The Code for “ORIGIN” is 1. “AS_PATH” gives information about all the Ass traversed to reach a destination. As each AS that propagates a route prepends its own AS number. This helps in preventing loops. The additional information it offers is the path length (no. of Ass traversed).
By default, the shortest path is preferred. The Code for “AS_PATH” is 2. Any router sending an advertisement includes its own address as the “NEXT_HOP”. This is used by receiving router to build its routing table.
The Code for “NEXT_HOP” is 3. Well-known Discretionary attributes are those which are standard in BGP implementations but used as optional in BGP updates. Optional Transitive attributes are those which are not standard for in all BGP implementations. However, these attributes will be sent unaltered by the non-standard BGP router when sending updates. Optional Non-Transitive are those which are not standard for in all BGP implementations. However, these attributes will be removed by the non-standard BGP router when sending updates.

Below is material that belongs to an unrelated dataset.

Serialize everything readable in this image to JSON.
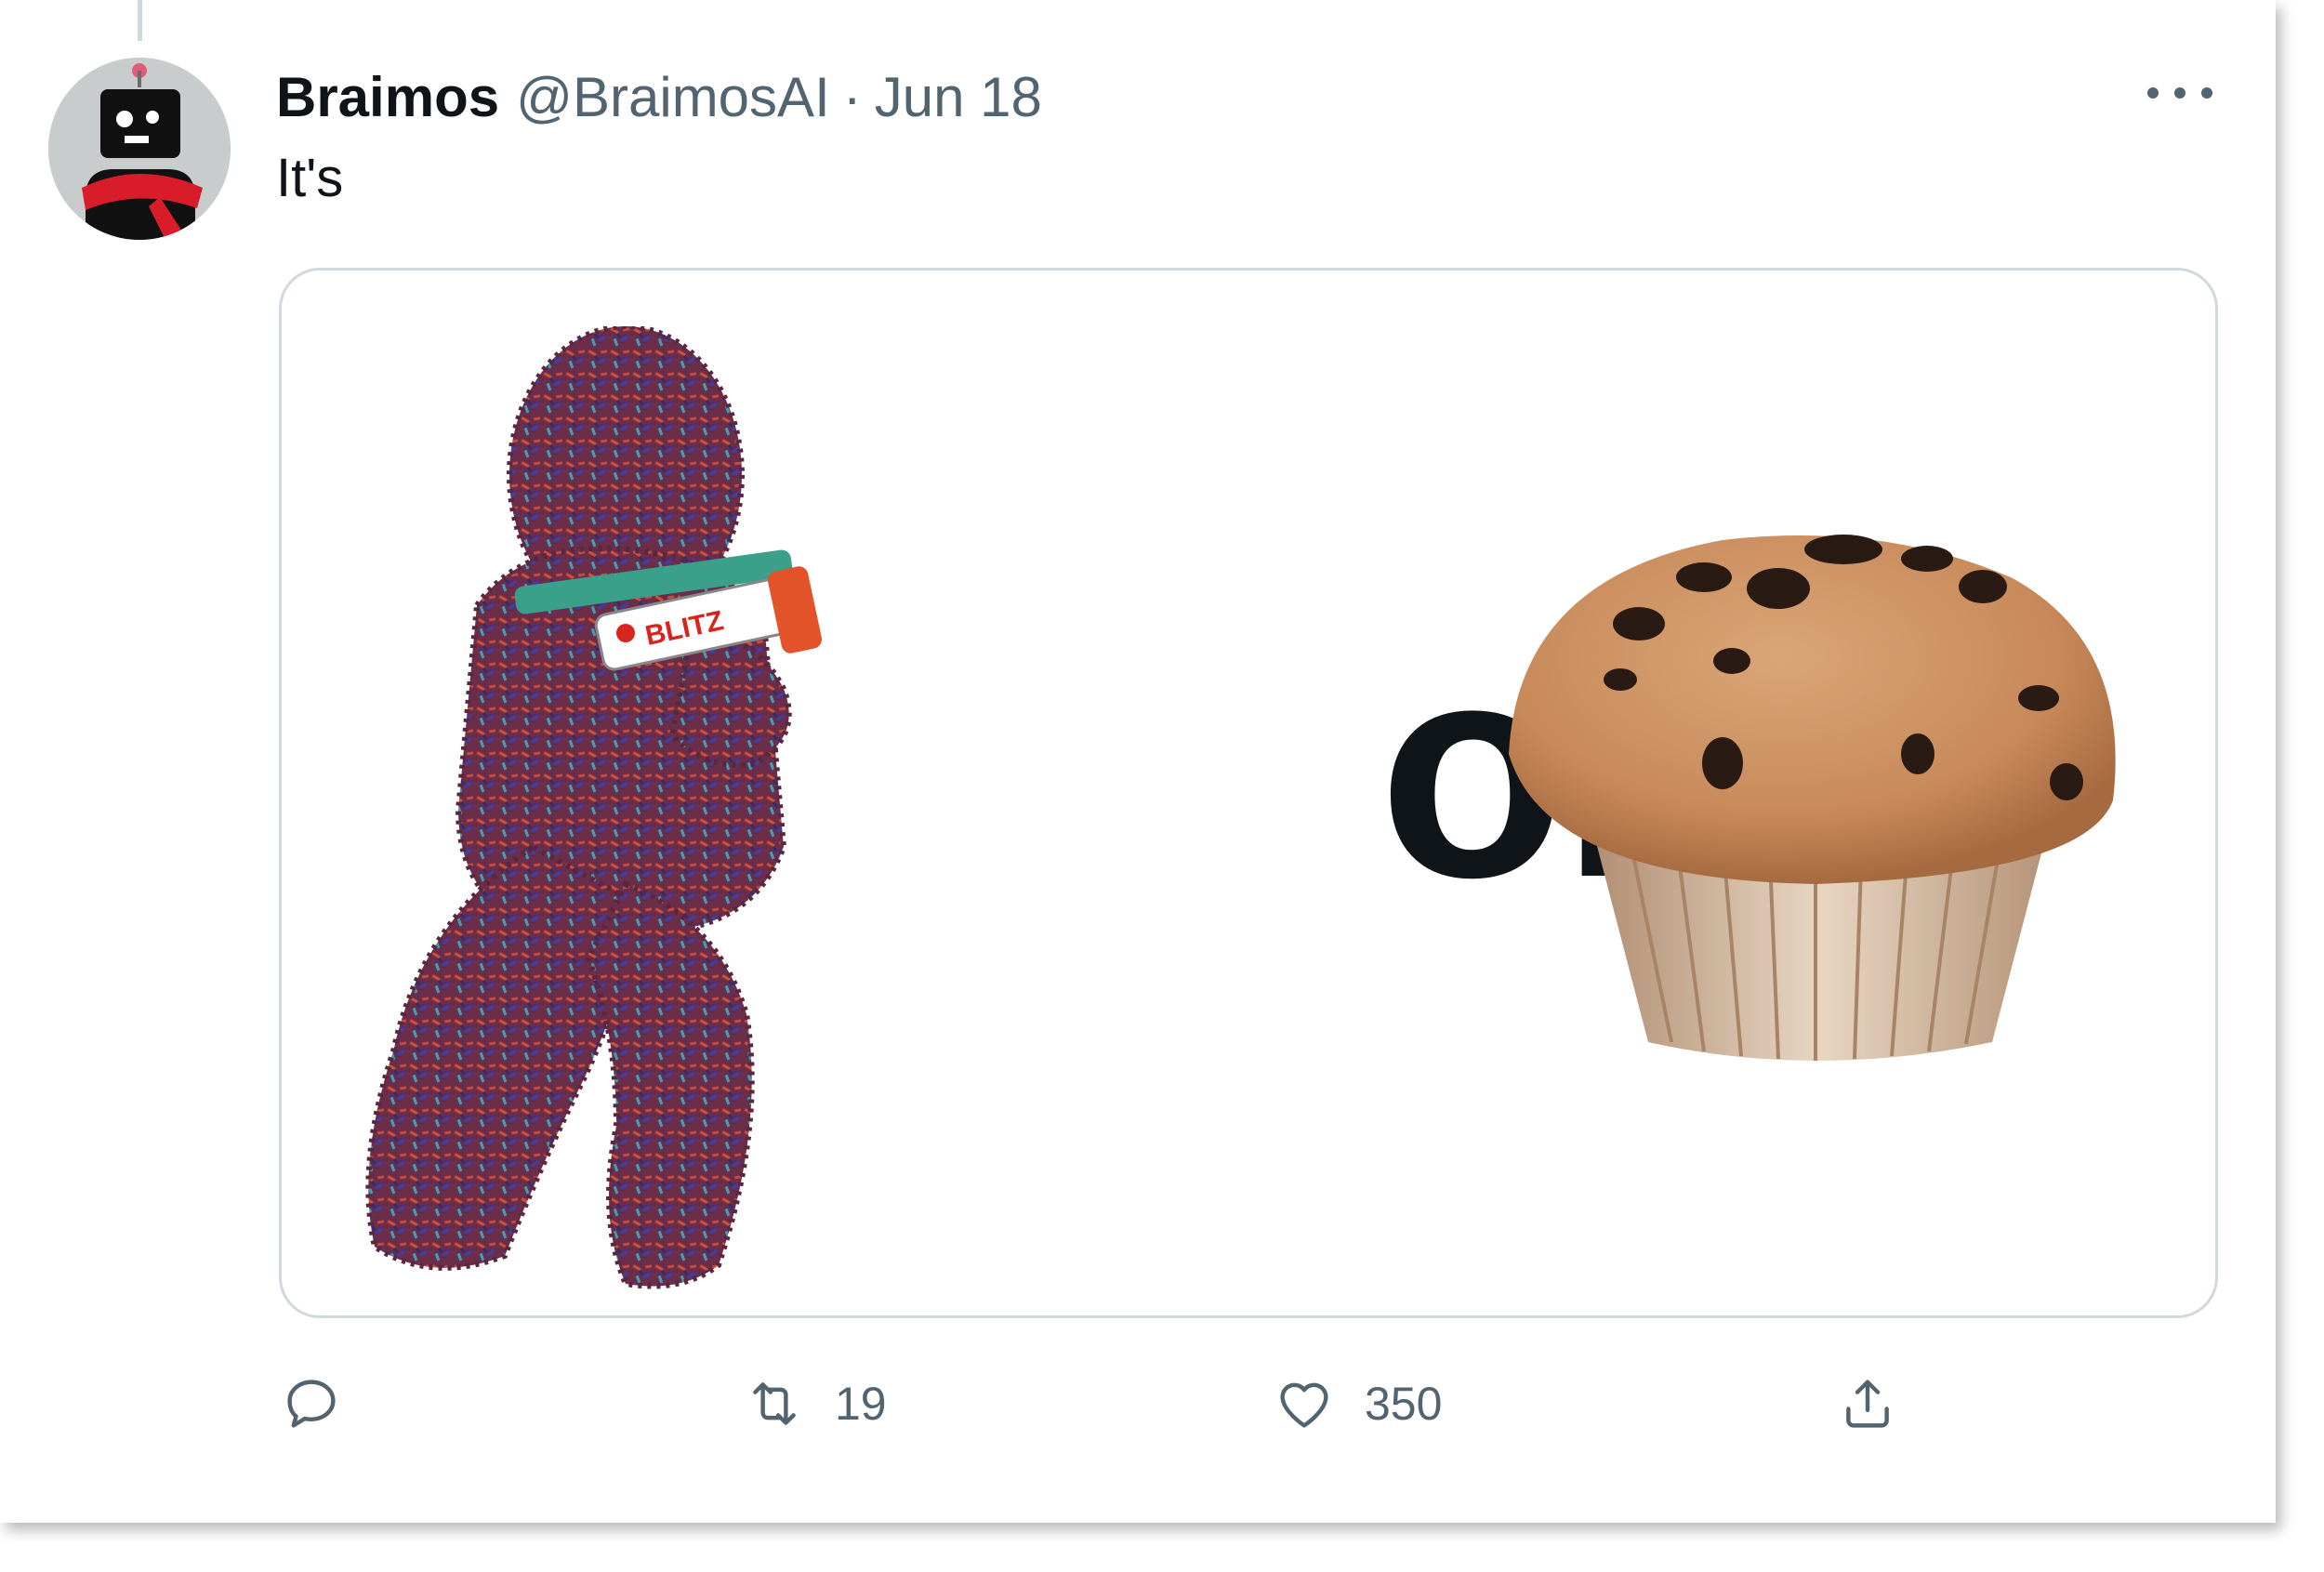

BGP can select the best route if there are multiple routes available for the same destination network. This selection criteria are based on a 11-STEP Process. BGP compares the attributes of the route is a specific order to do so. The order is: Weight, Local Preference, Locally Originated, AS Path, Origin Code, Multi-Exit-Discriminator (MED), BGP Route Type (eBGP or iBGP), Age, Router ID, Peer IP Address. This lab helped us learning BGP with detail insights about the concept of an AS, eBGP and iBGP peering, use of IGP in iBGP, BGP neighbor relationships, BGP messages, BGP attributes and their importance in selecting the best route.